Alex obedeceu e ficou quietinho.Percebeu que com Franka não se brincava e que podia confiar nela para tudo que fosse. Naquele instante, entregaria sua alma para ela, se fosse preciso.
-Apenas me diga uma coisa, Alex... disso eu não entendo... acha que o vulcão Benevolo já se acalmou? – perguntou Franka – veja, não ouço mais nada!
Alex Fontes ficou um tempo pensativo.
-Não entendo nada de vulcão, Franka... mas já vi um filme uma vez... “As lavas da alma”. Você viu esse filme, Franka?
-Não – respondeu a agente.
-Devia ver... é um dos filmes maravilhosos de Paulus de Tarsus... – o moço completou – Bem, nesse filme há um índio, chamado Miguez Sete Casas. Ele tem muitas teorias e venera um vulcão. Ele diz que, quando um vulcão fica acordado a noite toda, em atividade, sempre dorme uma hora pela manhã. Então...
-Então temos algumas horas? É isso? – indagou a agente secreta.
Alex deu de ombros.
-Não sei, Franka... Miguez Sete Casas dizia, no filme, que era apenas uma hora de sono. Só uma hora, Franka. – arriscou o cineasta.
A agente secreta respirou fundo e passou a mão na cabeça. Levar duas pauladas era demais. Estava doendo aquilo, mas não havia tempo a perder.
-Alex, quando o nosso vulcão parou de fazer barulho?
-Há uns dez minutos – respondeu o cineasta.
-É tudo que temos – disse Franka, levantando-se – E vamos acreditar nesse seu índio! Levante-se, que vamos pegar Isaura.
-A Condessa? Você a achou? – assustou-se Alex – que legal!
-Shiu! Cale-se, moço! Apenas conte o tempo, como fazia o índio Miguez Sete Casas! Temos cinqüenta minutos para sair daqui!
Franka e Alex esgueiraram-se para a cela onde a Condessa estava presa. Todos ainda dormiam na torre, inclusive Ovomalta. Ao chegarem lá, Franka cortou as grades da pequena janela do cativeiro da Condessa e retirou um cabo de aço da mochila. Olhou para a Condessa Isaura.
-Condessa, segure-se em mim. Vamos descer por aqui, que é mais rápido e seguro – disse a agente – E agora, pois não há mais tempo a perder! – a agente olhou para Alex – E você, aguarde a hora que chegarmos no chão e desça em seguida.

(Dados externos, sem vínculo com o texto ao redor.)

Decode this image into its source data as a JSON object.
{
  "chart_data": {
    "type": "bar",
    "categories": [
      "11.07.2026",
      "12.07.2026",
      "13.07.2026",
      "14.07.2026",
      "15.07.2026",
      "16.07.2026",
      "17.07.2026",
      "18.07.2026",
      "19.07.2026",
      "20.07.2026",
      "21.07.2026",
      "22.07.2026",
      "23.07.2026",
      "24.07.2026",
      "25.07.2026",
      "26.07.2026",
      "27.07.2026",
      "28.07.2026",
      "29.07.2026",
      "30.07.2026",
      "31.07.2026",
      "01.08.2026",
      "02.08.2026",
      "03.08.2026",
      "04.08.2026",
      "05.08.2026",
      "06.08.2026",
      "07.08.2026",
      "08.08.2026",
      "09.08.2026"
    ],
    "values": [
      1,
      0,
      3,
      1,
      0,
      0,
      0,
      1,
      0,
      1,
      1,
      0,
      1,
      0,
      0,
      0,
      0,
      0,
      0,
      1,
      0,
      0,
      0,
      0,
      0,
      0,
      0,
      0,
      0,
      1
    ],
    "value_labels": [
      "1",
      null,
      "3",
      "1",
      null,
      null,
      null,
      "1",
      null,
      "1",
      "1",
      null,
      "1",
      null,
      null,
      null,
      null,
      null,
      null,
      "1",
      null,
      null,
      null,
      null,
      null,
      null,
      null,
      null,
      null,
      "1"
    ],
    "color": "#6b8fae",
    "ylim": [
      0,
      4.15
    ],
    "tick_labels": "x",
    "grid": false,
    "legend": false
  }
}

-Franka, eu... – Alex olhou para ela, apreensivo – eu...
-O que foi, Alex? – perguntou Franka.
-Tenho vertigens e... – o homem hesitava.
-Alex! – Franka falou séria – Eu vou levar a Condessa para baixo. Não gostaria de ter de subir de novo para pegar um marmanjo como você no colo! Vire-se! Perca esse medo ou fique ai em cima com Ovomalta e com sua freirinha!
As duas desceram pela corda até o térreo. A Condessa rezava sem parar até o momento que elas colocaram os pés no chão. A agente gesticulava para Alex de lá de baixo, pensando se teria que ir buscá-lo ou não.
-Desça! Vamos, Alex! Coragem!
O homem demorou mais de dez minutos para fazer aquilo, mas conseguiu. Andava pela corda em passos de tartaruga, tremendo, mas venceu o medo e chegou no chão. Franka sorriu para ele. Alex, animado, beijou as moças no rosto e na boca, como se tivesse vivido de novo, agradecendo a tudo e a todos.
A agente olhou para ele e para a Condessa. Ordenou que eles fossem até o carro, que ainda talvez estivesse a salvo. Entregou as chaves a Alex e olhou no relógio.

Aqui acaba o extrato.